Dia tersenyum untuk menutupi luka yang semakin menganga. Memangnya, apa yang bisa Aurora lakukan selain menerima semuanya?
"Jika kamu terluka, maka akulah yang akan menjadi obat untuk lukamu." —Skala Bramasta.
Karya ini diterbitkan atas izin NovelToon widyaas, isi konten hanyalah pandangan pribadi pembuatnya, tidak mewakili NovelToon sendiri
Bab 35
Aurora tidak meminta bantuan siapapun untuk memasak makanan. Dia ingin Skala benar-benar memakan masakannya, bukan masakannya dan pelayan. Selain itu, Aurora juga membuatnya dalam versi sehat. Semuanya serba sayur dan ayam. Dia juga membuat puding dan jus buah untuk suaminya.
"Wow ... adik kita sedang memasak?" Charlie datang bersama Archie. Charlie langsung menghampiri Aurora, sedangkan Archie mengambil minuman dalam kulkas.
"Apa ini, Baby?" Charlie berdiri di belakang Aurora yang sedang menggoreng bakwan. Dia menunjuk bakwan yang sudah matang.
"Bakwan. Rasanya enak, coba Kakak makan."
Tanpa disuruh dua kali, Charlie pun mengambil salah satunya dan mencoba mencicipi. Karena penasaran, Archie juga ikut-ikutan mencoba.

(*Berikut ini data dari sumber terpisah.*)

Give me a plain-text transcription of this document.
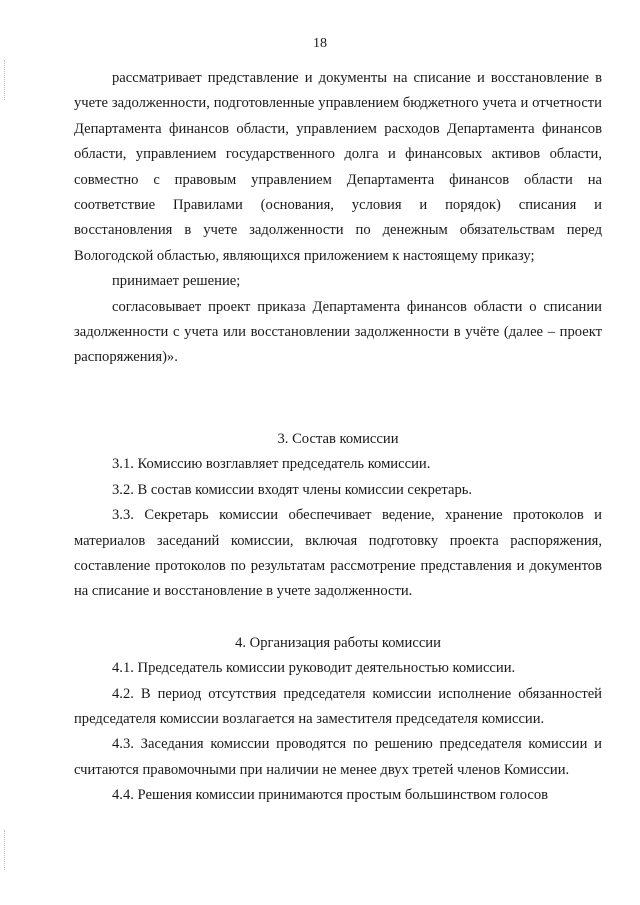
18

рассматривает представление и документы на списание и восстановление в учете задолженности, подготовленные управлением бюджетного учета и отчетности Департамента финансов области, управлением расходов Департамента финансов области, управлением государственного долга и финансовых активов области, совместно с правовым управлением Департамента финансов области на соответствие Правилами (основания, условия и порядок) списания и восстановления в учете задолженности по денежным обязательствам перед Вологодской областью, являющихся приложением к настоящему приказу;

принимает решение;

согласовывает проект приказа Департамента финансов области о списании задолженности с учета или восстановлении задолженности в учёте (далее – проект распоряжения)».

3. Состав комиссии

3.1. Комиссию возглавляет председатель комиссии.

3.2. В состав комиссии входят члены комиссии секретарь.

3.3. Секретарь комиссии обеспечивает ведение, хранение протоколов и материалов заседаний комиссии, включая подготовку проекта распоряжения, составление протоколов по результатам рассмотрение представления и документов на списание и восстановление в учете задолженности.

4. Организация работы комиссии

4.1. Председатель комиссии руководит деятельностью комиссии.

4.2. В период отсутствия председателя комиссии исполнение обязанностей председателя комиссии возлагается на заместителя председателя комиссии.

4.3. Заседания комиссии проводятся по решению председателя комиссии и считаются правомочными при наличии не менее двух третей членов Комиссии.

4.4. Решения комиссии принимаются простым большинством голосов
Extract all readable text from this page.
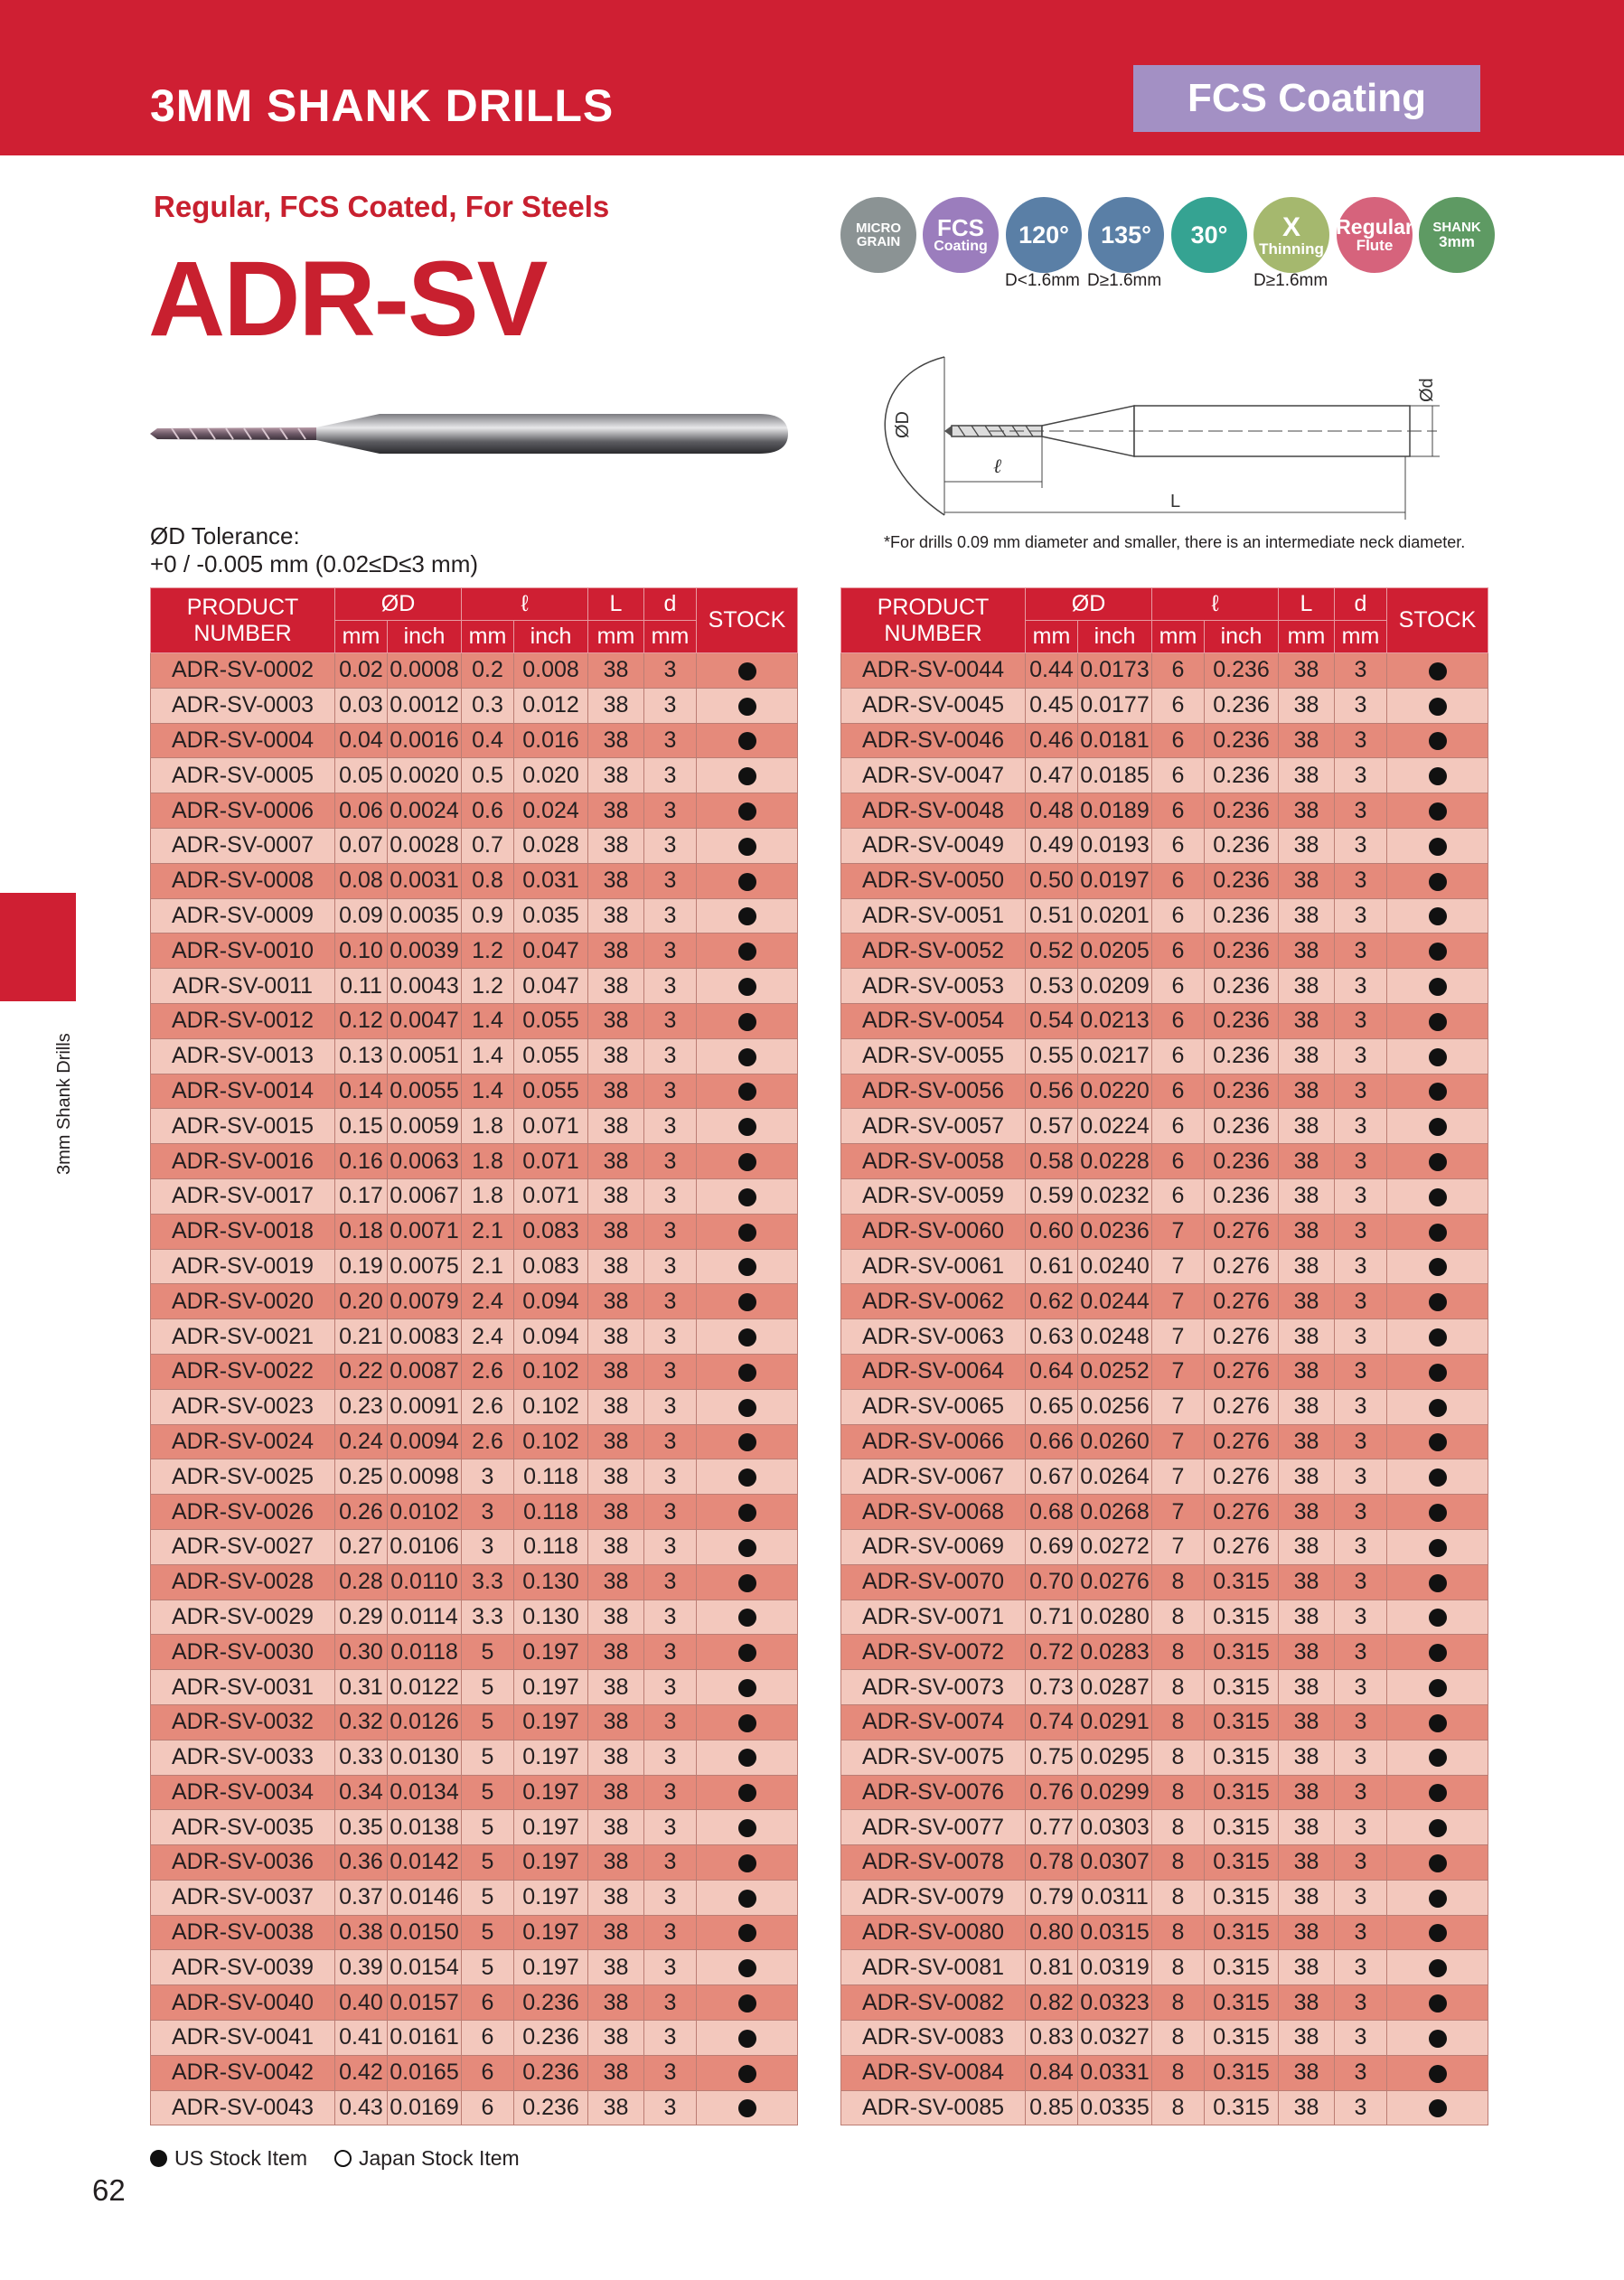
3MM SHANK DRILLS	FCS Coating
Regular, FCS Coated, For Steels
ADR-SV
ØD Tolerance:
+0 / -0.005 mm (0.02≤D≤3 mm)
MICRO
GRAIN
FCS
Coating 120° 135° 30° X
Thinning
Regular
Flute
SHANK
3mm
D<1.6mm D≥1.6mm	D≥1.6mm
ØD
Ød
ℓ
L
*For drills 0.09 mm diameter and smaller, there is an intermediate neck diameter.
3mm Shank Drills
PRODUCT
NUMBER	ØD		ℓ		L	d	STOCK
	mm	inch	mm	inch	mm	mm	
ADR-SV-0002	0.02	0.0008	0.2	0.008	38	3	
ADR-SV-0003	0.03	0.0012	0.3	0.012	38	3	
ADR-SV-0004	0.04	0.0016	0.4	0.016	38	3	
ADR-SV-0005	0.05	0.0020	0.5	0.020	38	3	
ADR-SV-0006	0.06	0.0024	0.6	0.024	38	3	
ADR-SV-0007	0.07	0.0028	0.7	0.028	38	3	
ADR-SV-0008	0.08	0.0031	0.8	0.031	38	3	
ADR-SV-0009	0.09	0.0035	0.9	0.035	38	3	
ADR-SV-0010	0.10	0.0039	1.2	0.047	38	3	
ADR-SV-0011	0.11	0.0043	1.2	0.047	38	3	
ADR-SV-0012	0.12	0.0047	1.4	0.055	38	3	
ADR-SV-0013	0.13	0.0051	1.4	0.055	38	3	
ADR-SV-0014	0.14	0.0055	1.4	0.055	38	3	
ADR-SV-0015	0.15	0.0059	1.8	0.071	38	3	
ADR-SV-0016	0.16	0.0063	1.8	0.071	38	3	
ADR-SV-0017	0.17	0.0067	1.8	0.071	38	3	
ADR-SV-0018	0.18	0.0071	2.1	0.083	38	3	
ADR-SV-0019	0.19	0.0075	2.1	0.083	38	3	
ADR-SV-0020	0.20	0.0079	2.4	0.094	38	3	
ADR-SV-0021	0.21	0.0083	2.4	0.094	38	3	
ADR-SV-0022	0.22	0.0087	2.6	0.102	38	3	
ADR-SV-0023	0.23	0.0091	2.6	0.102	38	3	
ADR-SV-0024	0.24	0.0094	2.6	0.102	38	3	
ADR-SV-0025	0.25	0.0098	3	0.118	38	3	
ADR-SV-0026	0.26	0.0102	3	0.118	38	3	
ADR-SV-0027	0.27	0.0106	3	0.118	38	3	
ADR-SV-0028	0.28	0.0110	3.3	0.130	38	3	
ADR-SV-0029	0.29	0.0114	3.3	0.130	38	3	
ADR-SV-0030	0.30	0.0118	5	0.197	38	3	
ADR-SV-0031	0.31	0.0122	5	0.197	38	3	
ADR-SV-0032	0.32	0.0126	5	0.197	38	3	
ADR-SV-0033	0.33	0.0130	5	0.197	38	3	
ADR-SV-0034	0.34	0.0134	5	0.197	38	3	
ADR-SV-0035	0.35	0.0138	5	0.197	38	3	
ADR-SV-0036	0.36	0.0142	5	0.197	38	3	
ADR-SV-0037	0.37	0.0146	5	0.197	38	3	
ADR-SV-0038	0.38	0.0150	5	0.197	38	3	
ADR-SV-0039	0.39	0.0154	5	0.197	38	3	
ADR-SV-0040	0.40	0.0157	6	0.236	38	3	
ADR-SV-0041	0.41	0.0161	6	0.236	38	3	
ADR-SV-0042	0.42	0.0165	6	0.236	38	3	
ADR-SV-0043	0.43	0.0169	6	0.236	38	3	
PRODUCT
NUMBER	ØD		ℓ		L	d	STOCK
	mm	inch	mm	inch	mm	mm	
ADR-SV-0044	0.44	0.0173	6	0.236	38	3	
ADR-SV-0045	0.45	0.0177	6	0.236	38	3	
ADR-SV-0046	0.46	0.0181	6	0.236	38	3	
ADR-SV-0047	0.47	0.0185	6	0.236	38	3	
ADR-SV-0048	0.48	0.0189	6	0.236	38	3	
ADR-SV-0049	0.49	0.0193	6	0.236	38	3	
ADR-SV-0050	0.50	0.0197	6	0.236	38	3	
ADR-SV-0051	0.51	0.0201	6	0.236	38	3	
ADR-SV-0052	0.52	0.0205	6	0.236	38	3	
ADR-SV-0053	0.53	0.0209	6	0.236	38	3	
ADR-SV-0054	0.54	0.0213	6	0.236	38	3	
ADR-SV-0055	0.55	0.0217	6	0.236	38	3	
ADR-SV-0056	0.56	0.0220	6	0.236	38	3	
ADR-SV-0057	0.57	0.0224	6	0.236	38	3	
ADR-SV-0058	0.58	0.0228	6	0.236	38	3	
ADR-SV-0059	0.59	0.0232	6	0.236	38	3	
ADR-SV-0060	0.60	0.0236	7	0.276	38	3	
ADR-SV-0061	0.61	0.0240	7	0.276	38	3	
ADR-SV-0062	0.62	0.0244	7	0.276	38	3	
ADR-SV-0063	0.63	0.0248	7	0.276	38	3	
ADR-SV-0064	0.64	0.0252	7	0.276	38	3	
ADR-SV-0065	0.65	0.0256	7	0.276	38	3	
ADR-SV-0066	0.66	0.0260	7	0.276	38	3	
ADR-SV-0067	0.67	0.0264	7	0.276	38	3	
ADR-SV-0068	0.68	0.0268	7	0.276	38	3	
ADR-SV-0069	0.69	0.0272	7	0.276	38	3	
ADR-SV-0070	0.70	0.0276	8	0.315	38	3	
ADR-SV-0071	0.71	0.0280	8	0.315	38	3	
ADR-SV-0072	0.72	0.0283	8	0.315	38	3	
ADR-SV-0073	0.73	0.0287	8	0.315	38	3	
ADR-SV-0074	0.74	0.0291	8	0.315	38	3	
ADR-SV-0075	0.75	0.0295	8	0.315	38	3	
ADR-SV-0076	0.76	0.0299	8	0.315	38	3	
ADR-SV-0077	0.77	0.0303	8	0.315	38	3	
ADR-SV-0078	0.78	0.0307	8	0.315	38	3	
ADR-SV-0079	0.79	0.0311	8	0.315	38	3	
ADR-SV-0080	0.80	0.0315	8	0.315	38	3	
ADR-SV-0081	0.81	0.0319	8	0.315	38	3	
ADR-SV-0082	0.82	0.0323	8	0.315	38	3	
ADR-SV-0083	0.83	0.0327	8	0.315	38	3	
ADR-SV-0084	0.84	0.0331	8	0.315	38	3	
ADR-SV-0085	0.85	0.0335	8	0.315	38	3	
US Stock Item Japan Stock Item
62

"Enak, kan?" tanya Aurora, dia tersenyum ketika kedua kakaknya memakan bakwan tersebut dengan lahap.
Si kembar mengangguk. "Kamu pintar memasak, sama seperti mommy," ujar Archie lalu meminum kopi kaleng nya.
Aurora terkekeh kecil. Sambil menunggu bakwannya matang, dia mengambil bakwan yang sudah matang dan meletakkan beberapa ke piring.
"Ini, berikan pada daddy dan Kak Thomas juga." Aurora meletakkan piring itu ke atas nampan, dia juga membuatkan kopi untuk Benjamin dan Thomas.
"Daddy dan Thomas tidak akan suka dengan makanan seperti ini." Charlie mengambil bakwan nya lagi.
"Benarkah? Ini lumayan sehat karena aku menggoreng nya tidak menggunakan minyak sawit," jelas Aurora.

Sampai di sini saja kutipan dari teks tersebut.